あなたの心がお気に入りの物語を挙げ、それに名前をつけてみよう。

「負け犬」の物語、「働かずして親から仕送りをもらっている女が羨ましい」という物語

その思考が、あなたの助けになっているだろうか?

困った思考が頭に浮かんできたら、以下の質問をしよう。

・この思考に耳を傾けることによって何かプラスがあるだろうか?

・この思考は人生を向上させるための効果的な行動を起こさせてくれるだろうか?

・この思考を信じることによって何を得られるだろうか?

苦痛な感情に対して戦えば戦うほど、多くの問題が引き起こされる。

よくない感情のためにスペースをあけてやる。緊張を増す代わりに解放する。

拡張は私たちを解放し、エネルギーを無意味な闘争に使うのではなく、より良い人生の創造に向けてくれる。

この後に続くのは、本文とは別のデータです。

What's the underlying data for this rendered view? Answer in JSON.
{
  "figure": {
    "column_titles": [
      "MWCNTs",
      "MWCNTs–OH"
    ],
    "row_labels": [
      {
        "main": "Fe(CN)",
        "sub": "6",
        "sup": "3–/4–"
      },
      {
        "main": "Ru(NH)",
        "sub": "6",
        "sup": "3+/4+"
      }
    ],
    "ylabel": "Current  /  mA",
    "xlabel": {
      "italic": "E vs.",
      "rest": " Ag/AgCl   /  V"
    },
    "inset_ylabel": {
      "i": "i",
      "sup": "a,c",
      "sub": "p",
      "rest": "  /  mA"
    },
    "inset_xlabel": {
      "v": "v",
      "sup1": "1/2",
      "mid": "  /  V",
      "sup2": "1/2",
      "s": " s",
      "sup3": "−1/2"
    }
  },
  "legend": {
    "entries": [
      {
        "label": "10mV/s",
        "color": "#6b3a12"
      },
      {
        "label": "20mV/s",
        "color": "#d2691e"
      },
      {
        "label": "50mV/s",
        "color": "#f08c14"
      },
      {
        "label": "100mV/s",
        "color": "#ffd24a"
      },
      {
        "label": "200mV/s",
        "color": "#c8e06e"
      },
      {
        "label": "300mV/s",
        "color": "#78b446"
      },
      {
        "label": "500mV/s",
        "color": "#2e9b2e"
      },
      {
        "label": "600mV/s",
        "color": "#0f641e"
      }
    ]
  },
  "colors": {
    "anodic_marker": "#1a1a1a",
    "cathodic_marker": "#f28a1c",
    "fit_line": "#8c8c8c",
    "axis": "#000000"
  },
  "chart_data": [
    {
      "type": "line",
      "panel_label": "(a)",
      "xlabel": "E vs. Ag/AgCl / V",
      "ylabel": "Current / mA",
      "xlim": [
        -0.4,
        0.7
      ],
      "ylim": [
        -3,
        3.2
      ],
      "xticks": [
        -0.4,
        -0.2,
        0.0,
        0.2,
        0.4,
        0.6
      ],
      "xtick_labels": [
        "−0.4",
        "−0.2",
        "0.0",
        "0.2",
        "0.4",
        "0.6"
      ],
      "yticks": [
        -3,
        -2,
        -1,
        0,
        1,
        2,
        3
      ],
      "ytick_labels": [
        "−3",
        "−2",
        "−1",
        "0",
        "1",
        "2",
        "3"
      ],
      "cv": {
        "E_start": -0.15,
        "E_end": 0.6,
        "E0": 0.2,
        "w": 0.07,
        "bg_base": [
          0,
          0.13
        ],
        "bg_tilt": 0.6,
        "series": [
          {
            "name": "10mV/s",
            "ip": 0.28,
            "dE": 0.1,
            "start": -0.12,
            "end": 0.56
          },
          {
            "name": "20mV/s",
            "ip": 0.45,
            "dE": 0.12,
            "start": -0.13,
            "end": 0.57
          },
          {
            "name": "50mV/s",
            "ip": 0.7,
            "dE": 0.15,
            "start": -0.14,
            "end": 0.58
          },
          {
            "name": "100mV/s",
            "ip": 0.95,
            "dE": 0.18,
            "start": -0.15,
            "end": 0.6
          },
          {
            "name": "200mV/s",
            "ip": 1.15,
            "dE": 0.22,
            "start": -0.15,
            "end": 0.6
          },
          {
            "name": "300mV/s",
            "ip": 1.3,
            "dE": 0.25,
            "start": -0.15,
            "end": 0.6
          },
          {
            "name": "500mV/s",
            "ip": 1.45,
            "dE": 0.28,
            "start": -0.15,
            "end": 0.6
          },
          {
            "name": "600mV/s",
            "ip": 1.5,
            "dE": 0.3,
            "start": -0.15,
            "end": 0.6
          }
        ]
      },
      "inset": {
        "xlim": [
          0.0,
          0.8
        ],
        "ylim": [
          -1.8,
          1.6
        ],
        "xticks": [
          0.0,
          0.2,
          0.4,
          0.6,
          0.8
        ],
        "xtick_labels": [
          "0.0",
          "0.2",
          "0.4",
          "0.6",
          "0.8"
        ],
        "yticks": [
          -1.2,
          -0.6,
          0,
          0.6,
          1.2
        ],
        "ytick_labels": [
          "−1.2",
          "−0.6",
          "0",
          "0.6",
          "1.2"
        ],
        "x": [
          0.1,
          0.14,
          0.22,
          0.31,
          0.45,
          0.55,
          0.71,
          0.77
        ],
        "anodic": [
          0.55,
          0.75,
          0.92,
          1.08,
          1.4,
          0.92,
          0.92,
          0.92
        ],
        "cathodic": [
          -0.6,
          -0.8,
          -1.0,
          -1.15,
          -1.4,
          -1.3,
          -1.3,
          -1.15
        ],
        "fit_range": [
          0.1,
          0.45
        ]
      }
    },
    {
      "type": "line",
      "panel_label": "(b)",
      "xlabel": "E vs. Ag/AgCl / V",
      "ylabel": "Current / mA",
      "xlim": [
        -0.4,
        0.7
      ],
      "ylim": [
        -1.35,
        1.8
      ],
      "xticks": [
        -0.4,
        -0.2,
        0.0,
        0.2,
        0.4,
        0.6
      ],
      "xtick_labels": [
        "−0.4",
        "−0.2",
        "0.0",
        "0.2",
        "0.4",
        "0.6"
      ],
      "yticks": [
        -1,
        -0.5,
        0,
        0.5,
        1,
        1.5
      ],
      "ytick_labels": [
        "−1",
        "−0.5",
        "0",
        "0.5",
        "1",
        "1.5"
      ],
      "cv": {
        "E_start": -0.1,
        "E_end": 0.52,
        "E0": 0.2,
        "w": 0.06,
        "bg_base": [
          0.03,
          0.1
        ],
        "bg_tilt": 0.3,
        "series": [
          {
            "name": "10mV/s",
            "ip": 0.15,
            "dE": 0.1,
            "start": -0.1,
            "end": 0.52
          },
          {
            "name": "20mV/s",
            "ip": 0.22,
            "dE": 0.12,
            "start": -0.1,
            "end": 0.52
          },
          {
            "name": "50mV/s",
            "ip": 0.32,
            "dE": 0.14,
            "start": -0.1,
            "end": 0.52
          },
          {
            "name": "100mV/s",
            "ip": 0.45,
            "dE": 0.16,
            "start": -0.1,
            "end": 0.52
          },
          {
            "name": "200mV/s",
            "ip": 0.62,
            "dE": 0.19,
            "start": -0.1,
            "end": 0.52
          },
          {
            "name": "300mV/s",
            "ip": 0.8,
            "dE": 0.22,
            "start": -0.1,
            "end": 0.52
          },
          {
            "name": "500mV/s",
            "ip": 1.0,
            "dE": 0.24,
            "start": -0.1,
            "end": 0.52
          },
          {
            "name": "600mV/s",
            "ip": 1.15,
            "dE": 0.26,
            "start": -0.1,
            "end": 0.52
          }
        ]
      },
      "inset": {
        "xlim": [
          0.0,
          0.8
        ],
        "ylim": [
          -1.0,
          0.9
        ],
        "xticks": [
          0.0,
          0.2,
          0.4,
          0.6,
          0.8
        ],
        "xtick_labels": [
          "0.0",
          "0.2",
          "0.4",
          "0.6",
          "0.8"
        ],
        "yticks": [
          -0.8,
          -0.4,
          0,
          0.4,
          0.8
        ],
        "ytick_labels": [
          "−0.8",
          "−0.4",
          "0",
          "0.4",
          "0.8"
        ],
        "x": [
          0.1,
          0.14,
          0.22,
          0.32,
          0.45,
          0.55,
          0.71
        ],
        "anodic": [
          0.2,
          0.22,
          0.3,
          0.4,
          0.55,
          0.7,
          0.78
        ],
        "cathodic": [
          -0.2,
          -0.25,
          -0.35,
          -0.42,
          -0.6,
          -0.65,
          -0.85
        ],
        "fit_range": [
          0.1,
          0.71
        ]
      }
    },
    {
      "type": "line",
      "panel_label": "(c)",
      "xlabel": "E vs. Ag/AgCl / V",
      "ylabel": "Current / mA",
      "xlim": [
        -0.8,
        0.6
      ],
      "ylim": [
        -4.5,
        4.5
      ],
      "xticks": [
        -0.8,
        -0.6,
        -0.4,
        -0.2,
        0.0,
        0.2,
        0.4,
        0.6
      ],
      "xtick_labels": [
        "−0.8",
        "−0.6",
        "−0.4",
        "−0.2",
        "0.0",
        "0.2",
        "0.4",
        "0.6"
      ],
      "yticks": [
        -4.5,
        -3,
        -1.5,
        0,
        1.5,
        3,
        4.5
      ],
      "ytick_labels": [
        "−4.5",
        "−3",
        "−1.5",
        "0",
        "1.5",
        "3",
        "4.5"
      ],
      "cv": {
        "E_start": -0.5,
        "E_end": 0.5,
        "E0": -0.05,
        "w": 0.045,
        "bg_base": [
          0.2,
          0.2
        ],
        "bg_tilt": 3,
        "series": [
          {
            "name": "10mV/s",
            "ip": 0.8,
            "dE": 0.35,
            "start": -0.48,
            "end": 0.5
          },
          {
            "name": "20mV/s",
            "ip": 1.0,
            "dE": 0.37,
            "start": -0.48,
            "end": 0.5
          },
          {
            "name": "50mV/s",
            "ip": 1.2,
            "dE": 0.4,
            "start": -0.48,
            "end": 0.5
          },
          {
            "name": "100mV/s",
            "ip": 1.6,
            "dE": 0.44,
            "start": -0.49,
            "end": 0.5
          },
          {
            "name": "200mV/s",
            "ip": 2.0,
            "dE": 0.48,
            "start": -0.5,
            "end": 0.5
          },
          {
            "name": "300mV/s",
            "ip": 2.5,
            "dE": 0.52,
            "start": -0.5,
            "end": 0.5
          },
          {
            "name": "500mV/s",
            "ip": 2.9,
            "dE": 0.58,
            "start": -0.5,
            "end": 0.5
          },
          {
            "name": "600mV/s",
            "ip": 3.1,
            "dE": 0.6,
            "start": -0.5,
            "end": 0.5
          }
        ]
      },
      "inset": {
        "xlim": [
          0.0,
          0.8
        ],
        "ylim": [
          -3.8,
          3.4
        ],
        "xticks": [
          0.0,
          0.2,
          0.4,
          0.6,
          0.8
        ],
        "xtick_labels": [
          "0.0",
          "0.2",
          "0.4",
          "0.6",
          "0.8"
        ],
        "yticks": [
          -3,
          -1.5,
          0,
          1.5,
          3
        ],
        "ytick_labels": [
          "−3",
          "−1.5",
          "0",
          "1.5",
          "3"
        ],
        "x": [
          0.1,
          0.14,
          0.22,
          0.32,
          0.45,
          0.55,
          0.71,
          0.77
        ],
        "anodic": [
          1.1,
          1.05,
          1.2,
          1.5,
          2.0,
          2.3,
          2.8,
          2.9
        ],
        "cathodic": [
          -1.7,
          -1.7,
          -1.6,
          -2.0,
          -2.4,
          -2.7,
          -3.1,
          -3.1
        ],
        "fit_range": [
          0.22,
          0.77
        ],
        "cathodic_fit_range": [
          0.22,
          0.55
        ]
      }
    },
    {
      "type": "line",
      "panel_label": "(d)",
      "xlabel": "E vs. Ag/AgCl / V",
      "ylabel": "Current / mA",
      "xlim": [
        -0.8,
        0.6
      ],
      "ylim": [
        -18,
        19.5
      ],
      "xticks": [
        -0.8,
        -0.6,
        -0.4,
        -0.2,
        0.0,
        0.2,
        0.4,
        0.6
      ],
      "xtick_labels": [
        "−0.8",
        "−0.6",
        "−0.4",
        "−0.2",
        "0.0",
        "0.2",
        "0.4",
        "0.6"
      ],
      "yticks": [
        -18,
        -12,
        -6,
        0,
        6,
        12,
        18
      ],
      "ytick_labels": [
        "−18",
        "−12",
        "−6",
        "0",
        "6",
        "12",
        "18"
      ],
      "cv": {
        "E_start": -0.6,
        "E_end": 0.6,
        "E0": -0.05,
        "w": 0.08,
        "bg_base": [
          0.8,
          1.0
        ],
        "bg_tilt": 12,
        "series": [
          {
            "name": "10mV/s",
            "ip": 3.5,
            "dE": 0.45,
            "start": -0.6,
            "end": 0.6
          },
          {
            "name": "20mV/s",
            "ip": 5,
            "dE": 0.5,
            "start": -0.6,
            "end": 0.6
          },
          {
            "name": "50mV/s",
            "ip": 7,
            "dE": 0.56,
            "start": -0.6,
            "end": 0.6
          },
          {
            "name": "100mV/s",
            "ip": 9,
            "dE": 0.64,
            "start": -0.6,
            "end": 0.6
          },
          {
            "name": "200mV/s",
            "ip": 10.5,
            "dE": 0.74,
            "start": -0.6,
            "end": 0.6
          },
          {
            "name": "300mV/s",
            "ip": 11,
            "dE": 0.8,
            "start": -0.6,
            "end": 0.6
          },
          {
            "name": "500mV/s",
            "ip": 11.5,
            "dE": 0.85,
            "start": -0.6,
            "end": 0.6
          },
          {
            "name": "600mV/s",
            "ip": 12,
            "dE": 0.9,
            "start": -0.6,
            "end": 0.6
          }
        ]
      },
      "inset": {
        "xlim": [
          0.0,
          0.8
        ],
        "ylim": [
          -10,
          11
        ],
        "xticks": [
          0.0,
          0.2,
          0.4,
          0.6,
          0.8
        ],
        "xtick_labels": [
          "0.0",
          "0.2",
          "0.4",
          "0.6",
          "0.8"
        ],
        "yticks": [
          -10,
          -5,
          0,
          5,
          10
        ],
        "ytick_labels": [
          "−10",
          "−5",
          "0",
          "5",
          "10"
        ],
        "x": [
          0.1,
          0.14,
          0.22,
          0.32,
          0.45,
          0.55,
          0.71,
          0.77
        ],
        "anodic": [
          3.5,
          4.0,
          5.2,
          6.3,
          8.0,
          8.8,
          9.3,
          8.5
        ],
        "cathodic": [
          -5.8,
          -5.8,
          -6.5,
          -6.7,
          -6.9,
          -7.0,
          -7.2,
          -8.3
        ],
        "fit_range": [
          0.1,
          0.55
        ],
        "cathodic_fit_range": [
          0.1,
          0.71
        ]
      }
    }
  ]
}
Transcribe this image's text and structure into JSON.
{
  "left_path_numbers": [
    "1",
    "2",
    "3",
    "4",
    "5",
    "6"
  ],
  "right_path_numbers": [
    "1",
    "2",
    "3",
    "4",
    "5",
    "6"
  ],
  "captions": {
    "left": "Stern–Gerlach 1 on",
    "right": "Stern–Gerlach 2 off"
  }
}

・拡張の目的は、感情について考えるのではなく観察すること。

<拡張の3ステップ>

1,自分の気持ちを観察する

2,居場所を作ってやる

3,存在を許してやる・・・感覚を排除したり変えようとしないこと。

ACTでは容認が何より優先する。

A・・・思考と感情を受容する

C・・・自分の価値とつながる

T・・・効果的な行動をする

感情に刺激されて起こる行動を衝動という。

自尊心とは、自分がどんな人間かについての自分の意見のこと。

自尊心は、自分が良い人間かどうかについての思考の集積。

自尊心とは、事実ではない。一つの意見に過ぎない。

自分への価値判断を辞めるとどうなるだろうか。

自尊心は豊かな人生を送るために、とくに必要は無い。

あなたがすべきことは、自分の価値とつながり、それに従って行動すること。

自尊心は、役に立たない。

自尊心を保ち続ける努力は、あなたを疲弊させる。

豊かで満ち足りた、意味ある人生のためには、自尊心は必要ない。

自分を証明する必要は無い。自分が優れた人間であることを証明し続ける必要は無い。

自己受容とは、自分であることを良しとすること、自分に優しくすること。

自分は人間なのだから不完全なのも当然だという事実を受け入れよう。

あなたについてのドキュメンタリーはあなた自身ではない。

ドキュメンタリーにはバイアスがかかっている。

・心に深い部分で一番重要だと考えていることは何だろうか。

・どのような人生を望んでいるだろうか。

価値とは何か→世界とどのように関わりたいか。